In that context, any US Navy trying to pull crashed aircraft from the bottom of the South China Sea becomes part of a wider narrative: who really controls what happens in these waters, both on the surface and at depth?
Salvage operations
This is not the first time the US Navy has had to retrieve a high-value jet from deep water before rivals arrive. In 2022, an F-35C crashed while attempting to land on the USS Carl Vinson. The aircraft sank to a depth of about 3,700 metres. A special recovery team eventually hauled the fighter to the surface using a complex rig, preventing its potential exploitation by China or Russia.
That successful recovery demonstrated that the US can execute deep-ocean salvage under difficult conditions. However, every operation is unique. Bathymetry, currents, weather, and the presence of foreign naval or coastguard units all affect timelines and risk. In the South China Sea, those variables sit on top of an already tense strategic backdrop.

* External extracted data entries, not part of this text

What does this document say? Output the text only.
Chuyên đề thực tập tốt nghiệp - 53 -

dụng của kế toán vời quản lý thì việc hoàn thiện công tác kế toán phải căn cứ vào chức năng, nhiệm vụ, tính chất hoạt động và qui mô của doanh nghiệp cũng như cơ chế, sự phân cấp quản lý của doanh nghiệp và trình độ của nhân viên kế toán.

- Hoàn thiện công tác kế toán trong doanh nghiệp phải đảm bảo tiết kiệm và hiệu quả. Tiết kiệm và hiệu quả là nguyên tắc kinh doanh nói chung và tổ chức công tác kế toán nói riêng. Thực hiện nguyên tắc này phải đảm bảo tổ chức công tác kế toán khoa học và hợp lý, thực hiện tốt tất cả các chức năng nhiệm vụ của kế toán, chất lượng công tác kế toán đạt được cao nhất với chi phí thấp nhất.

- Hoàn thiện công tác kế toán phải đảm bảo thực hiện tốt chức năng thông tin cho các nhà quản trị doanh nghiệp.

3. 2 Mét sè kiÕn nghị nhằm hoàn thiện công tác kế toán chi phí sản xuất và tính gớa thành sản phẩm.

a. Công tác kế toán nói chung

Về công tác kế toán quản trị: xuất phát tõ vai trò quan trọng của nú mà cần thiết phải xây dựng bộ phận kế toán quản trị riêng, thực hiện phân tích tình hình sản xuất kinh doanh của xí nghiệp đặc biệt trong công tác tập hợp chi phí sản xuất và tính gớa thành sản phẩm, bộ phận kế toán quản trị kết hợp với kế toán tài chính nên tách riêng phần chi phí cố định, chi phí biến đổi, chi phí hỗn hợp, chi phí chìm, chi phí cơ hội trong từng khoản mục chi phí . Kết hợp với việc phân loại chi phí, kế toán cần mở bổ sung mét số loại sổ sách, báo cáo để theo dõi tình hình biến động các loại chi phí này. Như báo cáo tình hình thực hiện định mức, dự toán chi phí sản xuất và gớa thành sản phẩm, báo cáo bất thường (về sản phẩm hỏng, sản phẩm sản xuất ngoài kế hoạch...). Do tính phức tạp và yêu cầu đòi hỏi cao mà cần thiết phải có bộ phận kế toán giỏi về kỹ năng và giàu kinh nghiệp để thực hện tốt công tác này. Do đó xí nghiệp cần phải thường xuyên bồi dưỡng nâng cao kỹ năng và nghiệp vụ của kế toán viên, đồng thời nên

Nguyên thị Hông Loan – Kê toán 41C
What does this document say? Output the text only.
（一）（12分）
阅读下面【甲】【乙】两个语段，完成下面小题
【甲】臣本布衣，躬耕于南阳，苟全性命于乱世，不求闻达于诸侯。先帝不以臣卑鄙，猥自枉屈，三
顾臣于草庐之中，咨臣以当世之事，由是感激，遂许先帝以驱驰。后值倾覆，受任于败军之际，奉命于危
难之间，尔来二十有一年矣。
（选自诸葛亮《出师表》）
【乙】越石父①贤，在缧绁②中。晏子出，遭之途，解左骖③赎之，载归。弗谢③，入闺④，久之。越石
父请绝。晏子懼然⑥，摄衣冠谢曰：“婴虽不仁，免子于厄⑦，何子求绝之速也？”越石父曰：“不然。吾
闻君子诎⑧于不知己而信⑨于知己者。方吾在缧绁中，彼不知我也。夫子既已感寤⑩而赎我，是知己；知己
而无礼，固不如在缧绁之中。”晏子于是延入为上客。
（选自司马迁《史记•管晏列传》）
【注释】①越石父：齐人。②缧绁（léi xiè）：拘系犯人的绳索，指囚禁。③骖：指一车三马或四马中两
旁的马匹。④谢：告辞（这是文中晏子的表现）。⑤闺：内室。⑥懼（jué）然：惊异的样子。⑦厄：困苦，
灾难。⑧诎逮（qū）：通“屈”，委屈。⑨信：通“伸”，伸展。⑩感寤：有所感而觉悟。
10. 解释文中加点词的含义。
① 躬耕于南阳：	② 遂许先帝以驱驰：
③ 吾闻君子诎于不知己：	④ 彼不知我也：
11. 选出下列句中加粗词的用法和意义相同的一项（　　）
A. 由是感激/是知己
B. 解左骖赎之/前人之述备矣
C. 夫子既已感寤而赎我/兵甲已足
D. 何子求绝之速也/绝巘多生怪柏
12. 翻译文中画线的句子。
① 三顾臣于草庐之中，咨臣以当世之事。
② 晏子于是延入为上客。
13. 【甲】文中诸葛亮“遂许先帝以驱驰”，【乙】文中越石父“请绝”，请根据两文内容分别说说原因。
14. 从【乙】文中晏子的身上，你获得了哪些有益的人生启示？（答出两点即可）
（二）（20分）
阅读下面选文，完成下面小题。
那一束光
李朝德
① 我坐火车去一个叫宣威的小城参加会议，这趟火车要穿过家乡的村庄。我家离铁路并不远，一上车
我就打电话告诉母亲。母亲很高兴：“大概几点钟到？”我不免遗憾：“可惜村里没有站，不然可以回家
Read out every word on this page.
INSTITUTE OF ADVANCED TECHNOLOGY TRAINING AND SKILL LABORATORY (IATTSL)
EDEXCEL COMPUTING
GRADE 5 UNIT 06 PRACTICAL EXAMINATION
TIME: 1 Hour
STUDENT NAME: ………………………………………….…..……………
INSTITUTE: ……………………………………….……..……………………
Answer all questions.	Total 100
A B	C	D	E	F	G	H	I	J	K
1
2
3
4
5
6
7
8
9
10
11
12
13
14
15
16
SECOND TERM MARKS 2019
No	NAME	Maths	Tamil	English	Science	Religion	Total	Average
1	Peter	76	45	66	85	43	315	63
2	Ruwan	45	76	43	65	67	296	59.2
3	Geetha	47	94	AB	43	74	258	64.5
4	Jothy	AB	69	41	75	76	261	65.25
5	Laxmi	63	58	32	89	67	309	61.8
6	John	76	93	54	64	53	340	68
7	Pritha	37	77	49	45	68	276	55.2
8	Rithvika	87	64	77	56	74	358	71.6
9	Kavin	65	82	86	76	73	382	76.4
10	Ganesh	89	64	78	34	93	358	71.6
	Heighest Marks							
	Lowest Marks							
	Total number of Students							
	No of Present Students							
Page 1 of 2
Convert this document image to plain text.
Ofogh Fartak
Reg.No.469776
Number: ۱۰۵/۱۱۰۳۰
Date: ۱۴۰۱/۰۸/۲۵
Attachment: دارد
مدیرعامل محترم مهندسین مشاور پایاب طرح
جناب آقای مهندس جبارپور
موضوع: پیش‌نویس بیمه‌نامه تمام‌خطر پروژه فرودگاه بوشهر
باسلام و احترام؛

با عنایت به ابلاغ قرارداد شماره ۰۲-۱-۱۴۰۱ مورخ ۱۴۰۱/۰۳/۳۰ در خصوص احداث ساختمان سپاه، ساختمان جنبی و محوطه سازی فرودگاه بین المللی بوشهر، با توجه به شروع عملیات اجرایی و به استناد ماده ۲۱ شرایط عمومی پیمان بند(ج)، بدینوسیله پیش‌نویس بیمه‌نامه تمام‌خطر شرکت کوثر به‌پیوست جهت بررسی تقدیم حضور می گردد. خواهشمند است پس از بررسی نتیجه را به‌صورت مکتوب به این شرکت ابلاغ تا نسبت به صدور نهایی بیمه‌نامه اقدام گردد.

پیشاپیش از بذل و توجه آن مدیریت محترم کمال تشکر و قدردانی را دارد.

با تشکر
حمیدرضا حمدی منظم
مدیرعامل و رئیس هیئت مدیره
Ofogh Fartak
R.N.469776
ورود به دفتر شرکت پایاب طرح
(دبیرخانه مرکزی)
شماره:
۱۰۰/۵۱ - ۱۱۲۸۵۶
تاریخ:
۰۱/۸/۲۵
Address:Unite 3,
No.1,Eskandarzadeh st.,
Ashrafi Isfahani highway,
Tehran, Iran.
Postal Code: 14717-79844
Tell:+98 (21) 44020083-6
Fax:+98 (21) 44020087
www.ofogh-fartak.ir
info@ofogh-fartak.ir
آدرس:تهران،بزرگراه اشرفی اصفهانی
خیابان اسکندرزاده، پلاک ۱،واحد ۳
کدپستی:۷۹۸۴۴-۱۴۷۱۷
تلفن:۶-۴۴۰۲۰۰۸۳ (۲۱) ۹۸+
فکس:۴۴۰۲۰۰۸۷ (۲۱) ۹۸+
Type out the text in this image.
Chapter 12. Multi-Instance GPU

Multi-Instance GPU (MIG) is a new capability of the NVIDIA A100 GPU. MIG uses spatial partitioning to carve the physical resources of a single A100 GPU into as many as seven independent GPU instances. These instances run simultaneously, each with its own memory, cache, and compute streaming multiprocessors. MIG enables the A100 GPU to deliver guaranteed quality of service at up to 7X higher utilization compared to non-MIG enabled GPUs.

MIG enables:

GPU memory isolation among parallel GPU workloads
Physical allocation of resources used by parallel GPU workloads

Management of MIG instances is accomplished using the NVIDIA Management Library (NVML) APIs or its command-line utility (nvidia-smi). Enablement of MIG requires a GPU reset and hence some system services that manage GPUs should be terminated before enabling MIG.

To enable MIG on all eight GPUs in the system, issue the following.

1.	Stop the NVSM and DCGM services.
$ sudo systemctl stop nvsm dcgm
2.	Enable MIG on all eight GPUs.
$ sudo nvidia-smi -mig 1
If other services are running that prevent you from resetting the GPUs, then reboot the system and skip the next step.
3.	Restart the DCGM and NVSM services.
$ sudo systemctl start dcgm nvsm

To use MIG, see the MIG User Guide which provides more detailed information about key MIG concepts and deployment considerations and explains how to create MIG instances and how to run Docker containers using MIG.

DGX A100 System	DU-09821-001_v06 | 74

For readers wanting a broader context of carrier operations in contested waters, Defence News Today has previously examined US and Chinese naval manoeuvres in the South China Sea and regional naval modernisation trends.

China and diplomatic cover
Officially, Chinese diplomats have offered “humanitarian assistance” if needed, framing the crashes as the result of American military activities near Chinese waters. At the same time, Beijing continues to argue that frequent US naval and air patrols are the root cause of instability in the region.
This dual message is familiar. On one hand, China signals that it is a responsible actor willing to help in emergencies. On the other, it uses incidents like this to reinforce its claim that US presence, not Chinese expansion, drives risk. For Washington, accepting Chinese “help” in a salvage operation that involves sensitive aircraft would be politically toxic and operationally unacceptable.
Strategic signals
Ultimately, the salvage effort is about far more than broken metal on the seabed. It indicates that the United States will go to extraordinary lengths to shield critical military technology. Washington also wants to deny rivals any chance to strip these machines for secrets and reverse-engineer them. Every crash in the South China Sea therefore becomes a quiet test of resolve, reach, and resilience.
US forces keep a steady presence to reassure allies and partners across the wider Indo-Pacific region. China, meanwhile, exploits geography, island bases, and coastguard fleets to press its version of control. The full story of this recovery will probably never reach the public record. Yet defence planners know that such episodes quietly chart the balance of power beneath these contested waters. The next major strategic contest may therefore unfold in silence, far below the waves we usually watch.